The participants included 32 individuals with alcohol dependence alone, 1,398 with anxiety and/or depression only, 358 with both alcohol and depression or anxiety, and 460 with no history of psychiatric illness. Boschloo looked at negative emotional states such as rumination, hopelessness, neuroticism, and worry. She also assessed impulsivity, thrill seeking, disinhibition, and boredom.
Boschloo found that even though some negative emotional states were moderately associated with the alcohol dependence only group, they were much stronger among the participants with comorbid alcohol dependence and anxiety/depression and the participants with anxiety/depression only. She also discovered that the negative emotional traits and the impulsive traits were entirely unrelated to one another, but did overlap in some participants. Further, the impulsive trait had only a weak association with alcohol dependence and depression/anxiety.

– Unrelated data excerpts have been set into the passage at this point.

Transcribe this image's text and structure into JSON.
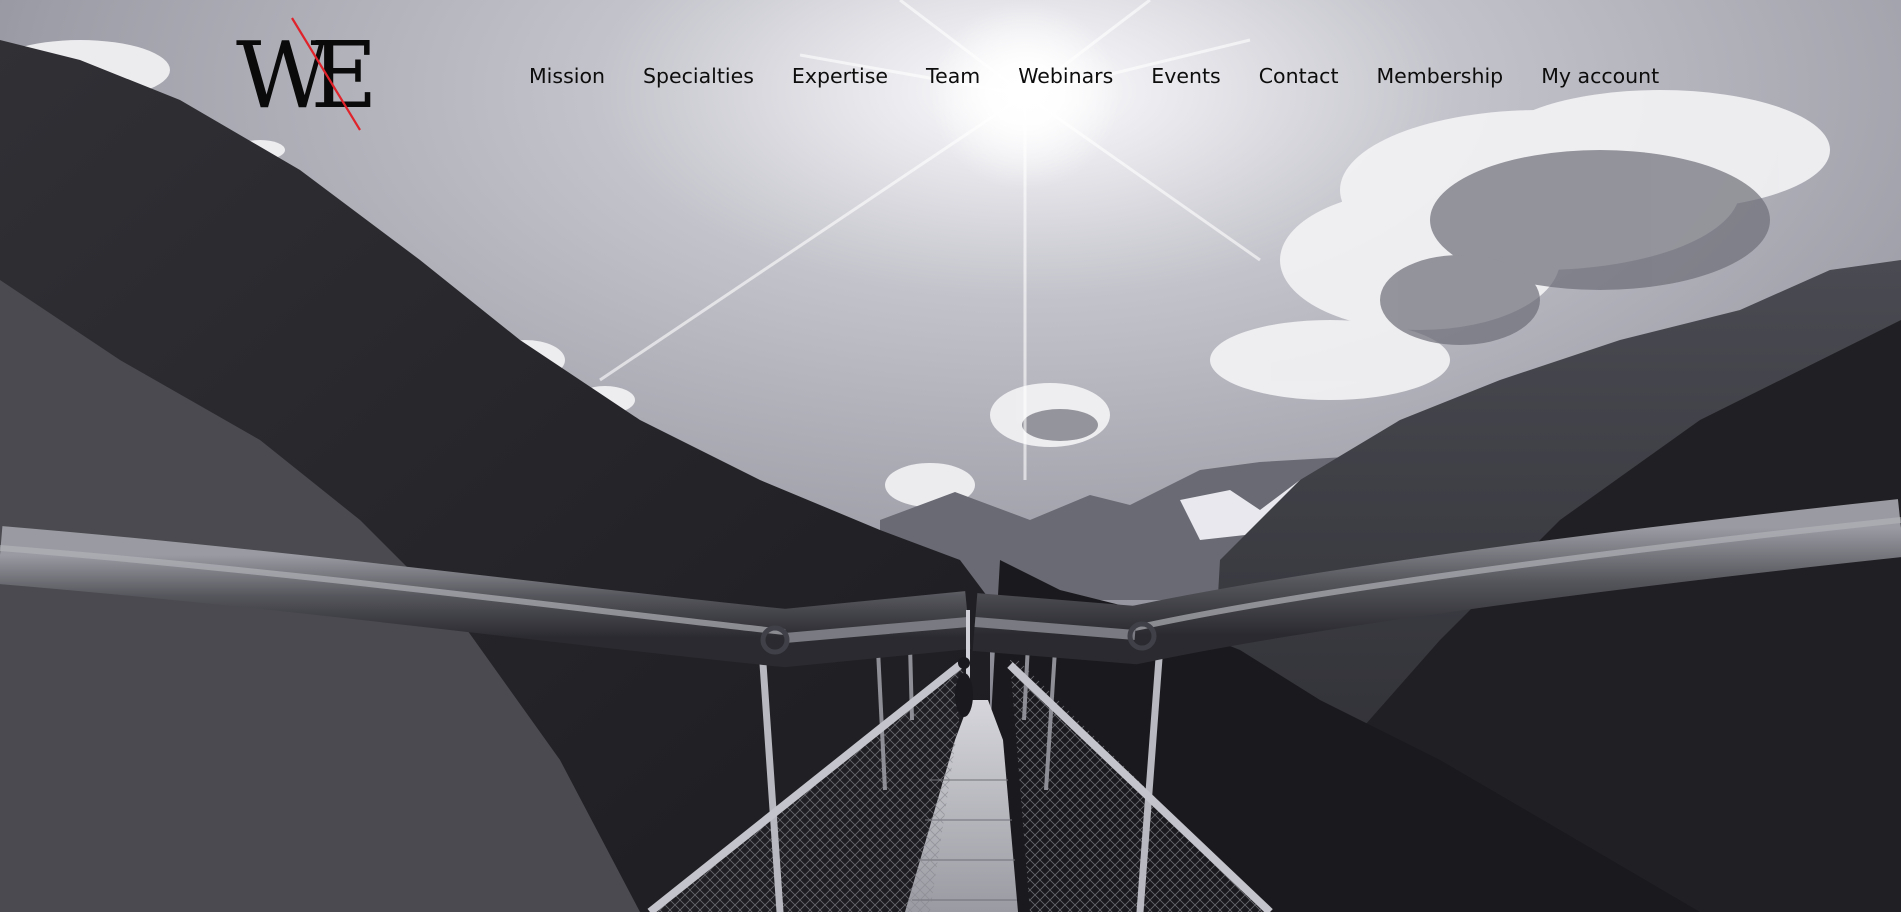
{
  "logo": {
    "text": "WE",
    "slash_color": "#e0222a"
  },
  "nav": {
    "items": [
      {
        "label": "Mission"
      },
      {
        "label": "Specialties"
      },
      {
        "label": "Expertise"
      },
      {
        "label": "Team"
      },
      {
        "label": "Webinars"
      },
      {
        "label": "Events"
      },
      {
        "label": "Contact"
      },
      {
        "label": "Membership"
      },
      {
        "label": "My account"
      }
    ]
  },
  "hero": {
    "image": "black-and-white suspension bridge over forested mountain valley with bright sun"
  }
}
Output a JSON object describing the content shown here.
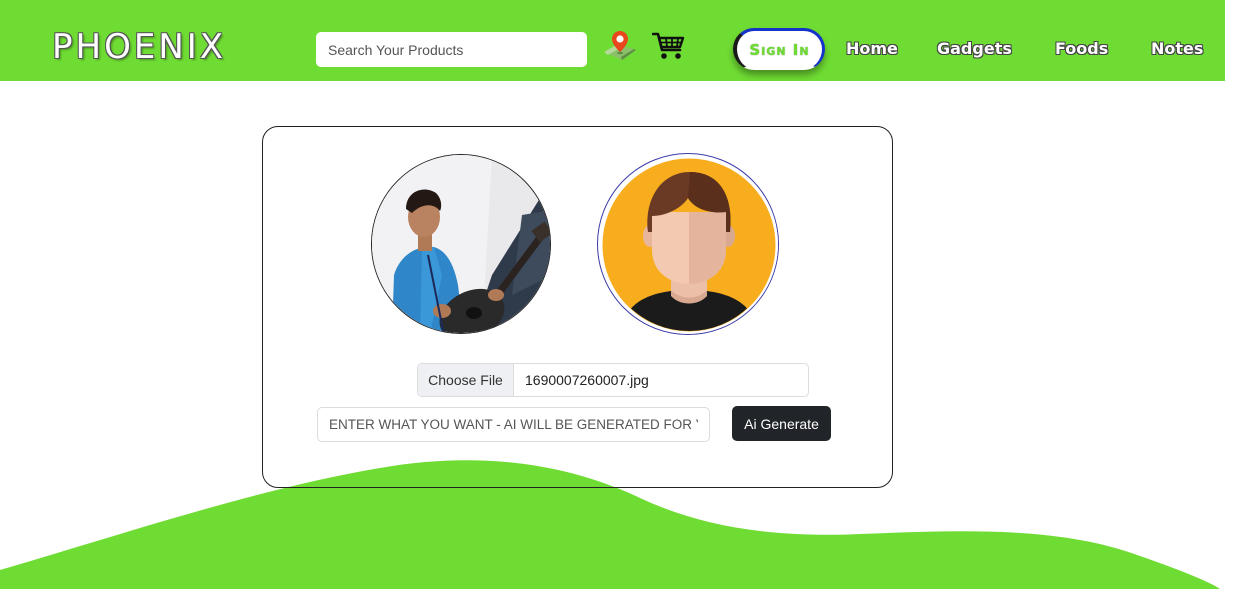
{
  "header": {
    "brand": "PHOENIX",
    "search_placeholder": "Search Your Products",
    "location_icon": "location-pin-icon",
    "cart_icon": "shopping-cart-icon",
    "sign_in_label": "Sign in",
    "nav": [
      "Home",
      "Gadgets",
      "Foods",
      "Notes"
    ]
  },
  "profile_card": {
    "uploaded_photo": "user-photo-with-guitar",
    "generated_avatar": "default-avatar-icon",
    "choose_file_label": "Choose File",
    "file_name": "1690007260007.jpg",
    "prompt_placeholder": "ENTER WHAT YOU WANT - AI WILL BE GENERATED FOR YOU",
    "generate_label": "Ai Generate"
  },
  "colors": {
    "brand_green": "#6fdc33",
    "dark_button": "#212529",
    "avatar_orange": "#f8ad1f",
    "signin_border_blue": "#1533c9"
  }
}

Boschloo believes that these results demonstrate the importance of personality in the development of these internalizing and externalizing conditions. Understanding how each of these individual traits influences psychological symptoms is a critical component in the design and delivery of treatments. For instance, interventions for depression/anxiety could focus on decreasing negative emotional traits while those targeting alcohol dependent individuals could strive to transform disinhibition.
Taken one step further, treatments aimed at reducing negative traits could benefit those with internalizing behaviors and alcohol dependence. “Similarly,” added Boschloo, “Interventions enhancing behavioural control might have an additional beneficial effect on depressive/anxiety symptoms.”
Boschloo, L., et al. (2013). The role of negative emotionality and impulsivity in depressive/anxiety disorders and alcohol dependence. Psychological Medicine 43.6 (2013): 1241-53. ProQuest. Web.